Quattro anni di carcere. È questa la pena che i giudici di primo grado hanno inflitto ai coniugi Giuliano Rossini e Silvia Fornari di Brescia, saliti alla ribalta delle cronache per aver preso parte ad una frode fiscale da almeno mezzo miliardo di euro. Finiti sotto indagine nel 2019 dopo alcune segnalazioni di carattere fiscale, in seguito al rintracciamento di fatture sospette emesse da un’azienda con sede in Val Trompia nei confronti di soggetti cinesi, erano stati fermati lo scorso settembre. Nel corso di alcune perlustrazioni da parte della Guardia di Finanza, nel loro giardino erano stati rinvenuti circa 15 milioni di euro. Nelle scorse ore un’operazione simile ha portato al sequestro preventivo di 700 milioni di euro ad Asti.

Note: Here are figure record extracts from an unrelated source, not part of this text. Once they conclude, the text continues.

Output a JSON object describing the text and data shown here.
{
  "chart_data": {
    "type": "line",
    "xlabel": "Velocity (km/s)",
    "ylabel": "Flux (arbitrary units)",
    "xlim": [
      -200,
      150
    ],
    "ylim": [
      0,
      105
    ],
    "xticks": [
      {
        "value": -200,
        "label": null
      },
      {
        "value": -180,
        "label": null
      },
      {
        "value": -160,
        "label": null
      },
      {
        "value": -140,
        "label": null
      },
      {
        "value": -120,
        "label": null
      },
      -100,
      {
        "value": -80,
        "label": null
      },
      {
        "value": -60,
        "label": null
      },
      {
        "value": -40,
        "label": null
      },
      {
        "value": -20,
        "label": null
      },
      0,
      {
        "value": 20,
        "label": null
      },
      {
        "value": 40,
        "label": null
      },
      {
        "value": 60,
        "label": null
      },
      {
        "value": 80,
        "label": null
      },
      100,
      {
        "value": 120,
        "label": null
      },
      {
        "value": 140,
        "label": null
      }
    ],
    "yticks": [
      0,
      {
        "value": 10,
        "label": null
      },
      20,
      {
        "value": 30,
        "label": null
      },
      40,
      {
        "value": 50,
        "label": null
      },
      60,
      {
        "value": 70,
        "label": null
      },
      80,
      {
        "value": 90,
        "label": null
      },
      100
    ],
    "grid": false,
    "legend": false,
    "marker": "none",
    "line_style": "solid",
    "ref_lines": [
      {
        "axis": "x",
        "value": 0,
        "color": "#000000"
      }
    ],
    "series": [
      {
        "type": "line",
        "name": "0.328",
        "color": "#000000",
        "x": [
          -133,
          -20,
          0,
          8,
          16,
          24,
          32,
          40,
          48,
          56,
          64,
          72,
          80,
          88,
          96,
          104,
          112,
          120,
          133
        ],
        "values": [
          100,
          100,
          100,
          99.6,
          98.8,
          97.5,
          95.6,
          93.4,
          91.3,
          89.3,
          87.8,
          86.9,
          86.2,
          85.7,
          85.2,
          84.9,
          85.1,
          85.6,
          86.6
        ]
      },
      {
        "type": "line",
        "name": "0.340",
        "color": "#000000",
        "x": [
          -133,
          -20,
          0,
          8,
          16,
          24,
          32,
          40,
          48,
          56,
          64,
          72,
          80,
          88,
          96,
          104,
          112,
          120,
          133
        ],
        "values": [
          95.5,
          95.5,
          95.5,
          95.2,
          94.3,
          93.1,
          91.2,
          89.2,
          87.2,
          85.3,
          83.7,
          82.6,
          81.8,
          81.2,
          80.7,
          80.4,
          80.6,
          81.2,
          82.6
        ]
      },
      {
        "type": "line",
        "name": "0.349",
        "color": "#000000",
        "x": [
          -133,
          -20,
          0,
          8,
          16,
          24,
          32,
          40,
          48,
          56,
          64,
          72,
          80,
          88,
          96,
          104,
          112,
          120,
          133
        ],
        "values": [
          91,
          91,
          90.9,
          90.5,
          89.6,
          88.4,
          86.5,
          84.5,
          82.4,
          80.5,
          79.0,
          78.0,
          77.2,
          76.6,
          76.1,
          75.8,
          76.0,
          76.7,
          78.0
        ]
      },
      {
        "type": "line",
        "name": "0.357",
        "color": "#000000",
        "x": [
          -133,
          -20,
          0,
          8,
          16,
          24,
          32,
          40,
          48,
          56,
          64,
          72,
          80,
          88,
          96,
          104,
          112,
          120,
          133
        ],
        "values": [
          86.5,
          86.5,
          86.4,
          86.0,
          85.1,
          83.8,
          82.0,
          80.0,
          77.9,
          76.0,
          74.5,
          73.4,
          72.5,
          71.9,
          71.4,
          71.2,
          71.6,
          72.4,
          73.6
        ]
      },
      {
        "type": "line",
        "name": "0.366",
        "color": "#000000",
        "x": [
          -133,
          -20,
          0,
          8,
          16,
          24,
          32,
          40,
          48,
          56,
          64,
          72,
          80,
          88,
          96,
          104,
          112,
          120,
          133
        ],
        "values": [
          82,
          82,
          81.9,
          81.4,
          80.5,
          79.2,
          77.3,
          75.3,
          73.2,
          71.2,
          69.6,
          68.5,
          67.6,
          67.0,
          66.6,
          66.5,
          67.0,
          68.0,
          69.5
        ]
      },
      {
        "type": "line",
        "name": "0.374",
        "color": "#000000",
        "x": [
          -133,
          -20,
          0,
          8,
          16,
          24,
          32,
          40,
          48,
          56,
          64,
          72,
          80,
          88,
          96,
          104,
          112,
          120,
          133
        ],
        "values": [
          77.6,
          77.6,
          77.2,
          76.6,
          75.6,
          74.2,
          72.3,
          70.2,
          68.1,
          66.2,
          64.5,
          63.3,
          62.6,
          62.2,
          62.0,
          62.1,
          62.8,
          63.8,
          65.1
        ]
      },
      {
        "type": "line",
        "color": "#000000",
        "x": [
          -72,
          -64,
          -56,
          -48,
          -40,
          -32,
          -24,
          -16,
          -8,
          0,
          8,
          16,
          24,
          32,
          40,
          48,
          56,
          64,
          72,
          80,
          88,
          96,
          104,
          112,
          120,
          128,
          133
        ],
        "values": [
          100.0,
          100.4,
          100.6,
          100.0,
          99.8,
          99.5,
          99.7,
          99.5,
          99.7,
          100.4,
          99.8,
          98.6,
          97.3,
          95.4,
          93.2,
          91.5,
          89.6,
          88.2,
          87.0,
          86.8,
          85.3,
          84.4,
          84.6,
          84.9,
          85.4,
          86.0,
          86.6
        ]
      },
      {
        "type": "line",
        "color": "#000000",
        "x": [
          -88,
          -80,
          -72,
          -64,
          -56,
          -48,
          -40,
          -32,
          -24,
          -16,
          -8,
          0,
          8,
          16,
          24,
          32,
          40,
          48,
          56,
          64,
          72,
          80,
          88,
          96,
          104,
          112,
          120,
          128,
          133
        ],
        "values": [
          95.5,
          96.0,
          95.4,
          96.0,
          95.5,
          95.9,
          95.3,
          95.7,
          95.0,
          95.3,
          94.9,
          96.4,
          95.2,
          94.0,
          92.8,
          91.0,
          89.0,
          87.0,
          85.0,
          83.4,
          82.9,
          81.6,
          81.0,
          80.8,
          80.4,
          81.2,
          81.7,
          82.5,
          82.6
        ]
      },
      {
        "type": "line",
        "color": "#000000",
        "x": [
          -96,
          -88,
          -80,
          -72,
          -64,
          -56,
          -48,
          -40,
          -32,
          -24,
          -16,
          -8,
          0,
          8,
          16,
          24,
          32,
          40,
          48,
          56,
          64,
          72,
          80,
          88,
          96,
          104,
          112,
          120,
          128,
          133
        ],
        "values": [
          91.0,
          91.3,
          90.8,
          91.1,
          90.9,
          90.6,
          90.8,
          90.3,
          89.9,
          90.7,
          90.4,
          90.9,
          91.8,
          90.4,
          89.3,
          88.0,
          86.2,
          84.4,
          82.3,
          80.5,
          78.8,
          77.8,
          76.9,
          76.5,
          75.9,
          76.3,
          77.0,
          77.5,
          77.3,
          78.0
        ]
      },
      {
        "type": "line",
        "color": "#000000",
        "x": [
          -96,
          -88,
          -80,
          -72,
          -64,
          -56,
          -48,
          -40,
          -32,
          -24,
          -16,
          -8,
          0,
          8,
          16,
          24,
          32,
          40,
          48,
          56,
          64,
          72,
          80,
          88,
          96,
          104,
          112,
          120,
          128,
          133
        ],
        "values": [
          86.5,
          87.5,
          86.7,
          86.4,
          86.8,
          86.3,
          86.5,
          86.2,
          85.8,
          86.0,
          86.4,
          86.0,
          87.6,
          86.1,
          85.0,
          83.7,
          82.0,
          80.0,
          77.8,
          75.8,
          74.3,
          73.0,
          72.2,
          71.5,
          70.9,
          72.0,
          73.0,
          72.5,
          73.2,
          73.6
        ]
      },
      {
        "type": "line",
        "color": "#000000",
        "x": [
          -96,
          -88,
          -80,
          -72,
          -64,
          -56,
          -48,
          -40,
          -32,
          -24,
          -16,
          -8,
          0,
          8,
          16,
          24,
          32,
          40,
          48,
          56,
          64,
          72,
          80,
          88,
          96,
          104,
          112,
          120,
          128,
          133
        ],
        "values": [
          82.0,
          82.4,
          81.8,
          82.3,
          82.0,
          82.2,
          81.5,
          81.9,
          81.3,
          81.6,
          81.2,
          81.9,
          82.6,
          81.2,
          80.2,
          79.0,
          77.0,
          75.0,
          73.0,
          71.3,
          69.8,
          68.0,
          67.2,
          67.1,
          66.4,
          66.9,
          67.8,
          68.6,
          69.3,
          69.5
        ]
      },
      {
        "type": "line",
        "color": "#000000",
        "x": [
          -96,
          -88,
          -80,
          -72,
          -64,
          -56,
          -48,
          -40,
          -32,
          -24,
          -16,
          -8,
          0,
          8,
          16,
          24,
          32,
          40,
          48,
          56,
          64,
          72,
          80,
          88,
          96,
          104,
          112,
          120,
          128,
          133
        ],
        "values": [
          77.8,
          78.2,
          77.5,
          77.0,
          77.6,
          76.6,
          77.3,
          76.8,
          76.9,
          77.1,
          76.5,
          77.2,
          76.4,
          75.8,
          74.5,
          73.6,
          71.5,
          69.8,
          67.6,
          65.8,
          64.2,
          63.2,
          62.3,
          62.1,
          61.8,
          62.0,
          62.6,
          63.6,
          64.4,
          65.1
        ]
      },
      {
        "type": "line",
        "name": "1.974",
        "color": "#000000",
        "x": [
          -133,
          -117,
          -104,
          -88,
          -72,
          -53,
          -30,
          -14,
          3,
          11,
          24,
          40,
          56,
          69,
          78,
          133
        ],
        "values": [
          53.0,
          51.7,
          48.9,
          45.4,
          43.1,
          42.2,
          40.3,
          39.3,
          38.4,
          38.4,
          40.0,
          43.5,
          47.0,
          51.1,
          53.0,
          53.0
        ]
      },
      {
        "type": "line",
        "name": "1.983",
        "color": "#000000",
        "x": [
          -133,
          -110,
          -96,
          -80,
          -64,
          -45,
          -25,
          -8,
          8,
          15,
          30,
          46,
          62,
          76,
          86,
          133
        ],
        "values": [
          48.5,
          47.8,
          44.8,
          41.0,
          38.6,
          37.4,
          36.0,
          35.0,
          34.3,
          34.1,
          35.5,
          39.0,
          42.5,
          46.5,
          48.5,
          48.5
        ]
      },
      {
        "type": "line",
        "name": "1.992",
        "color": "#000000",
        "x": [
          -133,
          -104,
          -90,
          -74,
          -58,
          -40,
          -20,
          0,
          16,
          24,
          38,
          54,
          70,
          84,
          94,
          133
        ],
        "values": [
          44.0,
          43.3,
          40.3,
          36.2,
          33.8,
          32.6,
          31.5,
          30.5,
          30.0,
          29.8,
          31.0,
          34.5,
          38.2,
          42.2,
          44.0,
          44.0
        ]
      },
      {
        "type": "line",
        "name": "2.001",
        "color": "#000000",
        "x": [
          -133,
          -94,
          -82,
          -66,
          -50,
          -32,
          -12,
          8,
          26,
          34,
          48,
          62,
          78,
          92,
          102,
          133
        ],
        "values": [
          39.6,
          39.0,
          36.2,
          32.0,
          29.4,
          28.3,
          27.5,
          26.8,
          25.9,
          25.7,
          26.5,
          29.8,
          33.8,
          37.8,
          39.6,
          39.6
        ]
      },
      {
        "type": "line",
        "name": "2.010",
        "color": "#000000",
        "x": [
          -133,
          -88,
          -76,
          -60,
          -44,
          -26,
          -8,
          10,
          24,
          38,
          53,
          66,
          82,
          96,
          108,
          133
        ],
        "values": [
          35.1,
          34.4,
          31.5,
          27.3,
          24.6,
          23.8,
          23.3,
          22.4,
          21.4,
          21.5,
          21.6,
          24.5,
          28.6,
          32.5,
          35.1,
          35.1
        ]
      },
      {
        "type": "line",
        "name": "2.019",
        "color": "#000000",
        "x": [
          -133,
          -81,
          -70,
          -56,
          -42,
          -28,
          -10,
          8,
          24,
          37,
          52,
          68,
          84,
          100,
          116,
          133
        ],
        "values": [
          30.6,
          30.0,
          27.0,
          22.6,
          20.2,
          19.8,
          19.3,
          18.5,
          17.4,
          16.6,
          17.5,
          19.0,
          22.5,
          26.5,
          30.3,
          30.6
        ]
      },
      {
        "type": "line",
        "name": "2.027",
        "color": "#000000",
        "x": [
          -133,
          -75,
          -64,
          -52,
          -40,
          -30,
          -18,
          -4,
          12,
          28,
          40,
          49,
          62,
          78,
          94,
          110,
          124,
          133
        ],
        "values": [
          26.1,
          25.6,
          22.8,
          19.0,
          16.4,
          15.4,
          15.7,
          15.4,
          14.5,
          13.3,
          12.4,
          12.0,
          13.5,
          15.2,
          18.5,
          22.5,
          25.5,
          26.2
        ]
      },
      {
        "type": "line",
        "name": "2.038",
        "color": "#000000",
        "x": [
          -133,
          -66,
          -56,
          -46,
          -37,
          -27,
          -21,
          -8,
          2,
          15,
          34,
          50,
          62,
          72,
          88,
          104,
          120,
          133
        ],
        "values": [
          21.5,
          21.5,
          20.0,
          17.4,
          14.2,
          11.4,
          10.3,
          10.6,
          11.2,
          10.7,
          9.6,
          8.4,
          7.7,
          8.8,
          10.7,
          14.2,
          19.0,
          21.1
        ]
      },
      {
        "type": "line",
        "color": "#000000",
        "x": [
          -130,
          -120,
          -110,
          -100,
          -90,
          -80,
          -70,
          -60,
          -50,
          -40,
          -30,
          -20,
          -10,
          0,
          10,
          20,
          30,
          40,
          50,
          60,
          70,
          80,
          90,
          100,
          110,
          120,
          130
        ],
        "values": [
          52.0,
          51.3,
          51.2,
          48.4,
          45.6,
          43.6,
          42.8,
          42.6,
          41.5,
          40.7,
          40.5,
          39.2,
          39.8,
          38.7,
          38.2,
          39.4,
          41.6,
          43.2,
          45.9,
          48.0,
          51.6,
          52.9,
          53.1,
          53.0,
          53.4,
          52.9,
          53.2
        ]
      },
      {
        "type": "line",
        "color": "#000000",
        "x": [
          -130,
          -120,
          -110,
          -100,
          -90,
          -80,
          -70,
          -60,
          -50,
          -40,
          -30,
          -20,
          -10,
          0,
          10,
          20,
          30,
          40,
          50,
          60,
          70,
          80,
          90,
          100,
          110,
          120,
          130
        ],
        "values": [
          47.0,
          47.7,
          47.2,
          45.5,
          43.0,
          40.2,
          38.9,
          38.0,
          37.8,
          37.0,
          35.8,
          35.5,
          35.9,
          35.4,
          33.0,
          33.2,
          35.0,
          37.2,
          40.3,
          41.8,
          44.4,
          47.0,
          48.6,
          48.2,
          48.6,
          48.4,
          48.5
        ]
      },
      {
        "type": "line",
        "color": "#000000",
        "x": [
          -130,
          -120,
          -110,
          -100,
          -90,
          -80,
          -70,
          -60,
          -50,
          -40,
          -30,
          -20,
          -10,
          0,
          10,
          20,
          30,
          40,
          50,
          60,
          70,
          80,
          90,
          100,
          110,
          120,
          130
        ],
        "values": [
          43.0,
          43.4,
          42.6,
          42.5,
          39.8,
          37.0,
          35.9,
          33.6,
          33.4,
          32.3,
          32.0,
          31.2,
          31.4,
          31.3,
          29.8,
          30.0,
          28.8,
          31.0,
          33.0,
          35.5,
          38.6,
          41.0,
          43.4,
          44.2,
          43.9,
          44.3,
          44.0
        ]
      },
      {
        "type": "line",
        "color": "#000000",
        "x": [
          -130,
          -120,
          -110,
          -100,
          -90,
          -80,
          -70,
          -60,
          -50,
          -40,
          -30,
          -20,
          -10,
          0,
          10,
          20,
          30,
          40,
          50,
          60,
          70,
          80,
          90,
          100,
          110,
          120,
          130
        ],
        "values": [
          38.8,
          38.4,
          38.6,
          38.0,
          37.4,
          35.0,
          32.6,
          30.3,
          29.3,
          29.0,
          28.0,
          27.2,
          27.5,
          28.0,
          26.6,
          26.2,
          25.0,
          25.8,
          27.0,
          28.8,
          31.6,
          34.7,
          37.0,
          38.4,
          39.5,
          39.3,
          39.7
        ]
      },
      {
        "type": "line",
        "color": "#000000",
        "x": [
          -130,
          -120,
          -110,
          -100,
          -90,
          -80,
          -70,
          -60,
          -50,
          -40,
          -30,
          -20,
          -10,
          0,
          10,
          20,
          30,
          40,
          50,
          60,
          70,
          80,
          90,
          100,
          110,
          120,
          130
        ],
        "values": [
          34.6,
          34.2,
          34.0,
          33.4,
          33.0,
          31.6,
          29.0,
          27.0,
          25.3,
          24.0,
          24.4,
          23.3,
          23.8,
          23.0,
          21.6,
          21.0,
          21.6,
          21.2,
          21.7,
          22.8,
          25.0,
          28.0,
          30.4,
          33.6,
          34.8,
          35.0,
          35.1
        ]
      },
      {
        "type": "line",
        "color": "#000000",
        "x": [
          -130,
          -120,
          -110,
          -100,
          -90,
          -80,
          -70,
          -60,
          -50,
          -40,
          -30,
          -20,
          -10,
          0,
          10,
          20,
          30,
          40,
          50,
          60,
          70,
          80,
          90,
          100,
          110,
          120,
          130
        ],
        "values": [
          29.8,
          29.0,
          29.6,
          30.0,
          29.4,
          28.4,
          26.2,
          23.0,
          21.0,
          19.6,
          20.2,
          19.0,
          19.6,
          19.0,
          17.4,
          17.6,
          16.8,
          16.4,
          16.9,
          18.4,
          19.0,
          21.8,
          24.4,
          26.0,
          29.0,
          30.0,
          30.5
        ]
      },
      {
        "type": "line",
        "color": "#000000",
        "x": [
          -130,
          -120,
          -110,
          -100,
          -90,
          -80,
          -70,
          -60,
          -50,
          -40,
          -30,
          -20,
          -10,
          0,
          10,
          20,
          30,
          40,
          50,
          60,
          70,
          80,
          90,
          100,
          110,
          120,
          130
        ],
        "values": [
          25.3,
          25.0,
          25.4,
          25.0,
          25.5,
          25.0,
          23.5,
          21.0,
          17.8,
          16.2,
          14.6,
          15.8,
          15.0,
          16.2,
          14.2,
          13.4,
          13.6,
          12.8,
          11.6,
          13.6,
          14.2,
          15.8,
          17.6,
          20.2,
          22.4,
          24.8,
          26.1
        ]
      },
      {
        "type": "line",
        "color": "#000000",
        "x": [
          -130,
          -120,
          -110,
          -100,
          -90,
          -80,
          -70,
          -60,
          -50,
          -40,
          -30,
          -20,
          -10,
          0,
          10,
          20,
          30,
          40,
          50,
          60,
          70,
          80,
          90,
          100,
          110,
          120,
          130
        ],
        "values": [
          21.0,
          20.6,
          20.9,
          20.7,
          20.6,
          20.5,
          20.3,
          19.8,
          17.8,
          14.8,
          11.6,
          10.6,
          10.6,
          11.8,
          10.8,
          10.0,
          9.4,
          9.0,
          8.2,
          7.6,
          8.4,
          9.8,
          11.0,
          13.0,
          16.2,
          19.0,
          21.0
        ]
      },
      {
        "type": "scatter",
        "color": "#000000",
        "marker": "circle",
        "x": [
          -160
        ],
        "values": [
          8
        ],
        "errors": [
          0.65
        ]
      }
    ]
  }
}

Condannati per frode fiscale i coniugi Rossini di Brescia

Per la coppia si aprono ora le porte del carcere. Il reato contestatogli è quello di frode fiscale che, per definizione, consiste nell’evitare le imposte sui redditi mediante l’emissione di fatture o documenti falsi. In pratica, secondo gli inquirenti, i due coniugi avrebbero costruito e controllato, nel tempo, un vero e proprio “sistema Rossini”, che consisteva nel muovere grandi somme di denaro giustificate da operazioni inesistenti, proprio al fine di evadere le tasse. Evasione stimata alla fine a 93 milioni di euro. L’iter era il seguente: da un quartier generale ricavato in un cascinale di Gussago di proprietà dei due, una sorta di ufficio in cui era stato installato un router web, venivano emesse false fatture verso l’estero.

Lì, una volta prelevato, il denaro veniva riportato in contanti in Italia per mano di “spalloni” e veniva nascosto. Le indagini a carico dei due, che si trovavano al vertice dell’organizzazione, erano partite nel 2019, dopo alcune segnalazioni di carattere fiscale. Nel corso di alcune perlustrazioni, aiutati dagli imputati, gli inquirenti avevano poi recuperato oltre 15 milioni di euro in contanti, in parte sotterrati in giardino, in parte nascosti nella cantina e nel sottotetto dell’abitazione dei Rossini. Per questo i due erano stati tratti in arresto: lui, considerato il capo dell’associazione a delinquere, era stato incarcercato; lei era finita agli arresti domiciliari. Stando a quanto emerso dalle indagini, i coniugi avrebbero evaso oltre mezzo miliardo di euro con l’aiuto di altre persone, una settantina circa. In 27, la scorsa estate, erano finite nei guai.

Tra loro ci sarebbero anche il figlio 22enne, Emanuele Rossini, e la sorella di lei, Marta Fornari, entrambi condannati a tre anni, dieci mesi e due giorni di carcere. Per i coniugi, ritenuti colpevoli di frode fiscale, gli anni da scontare saranno quattro. Una pena più che dimezzata rispetto a quella richiesta dal pm Claudia Passalacqua, secondo cui la condanna avrebbe dovuto essere di almeno 9 anni di reclusione per i coniugi e di 6 per i loro complici.

Truffa sui bonus edilizi ad Asti: sequestrati preventivamente 700 milioni di euro

Nelle scorse ore la Guardia di Finanza di Asti avrebbe messo sotto sequestro oltre 700 milioni di euro nell’ambito di un’operazione denominata “Capisci Ammè” – dall’espressione usata da uno dei commercialisti coinvolti -, relativa a una maxi-frode sui bonus edilizi. La modalità operativa dei suoi autori sarebbe molto simile a quella messa in atto dai coniugi di Brescia. Attraverso 18 diverse società (in realtà inattive) e quattro persone fisiche venivano emesse false fatturazioni per lavori edili mai effettuati per riciclare i proventi delle attività illecite dei soggetti coinvolti a vario titolo, una decina. La frode riguarderebbe decine di milioni di euro, ora sottoposte preventivamente a sequestro. A spiegarlo è una nota diffusa dal giudice per le indagini preliminari del Tribunale locale, in cui si spiega che

l’intervento, finalizzato ad impedire l’utilizzo di questa ulteriore copiosa platea di crediti d’imposta ritenuti inesistenti, generati e/o compravenduti nel 2022 dal sodalizio criminale ormai disarticolato, è stato condotto dalle Fiamme gialle astigiane con la collaborazione dell’Agenzia delle Entrate di Roma, alla quale è stato notificato il decreto magistraturale, in modo da disattivare l’accesso ai cassetti fiscali incriminati appostati dagli indagati sulla apposita piattaforma digitale del fisco.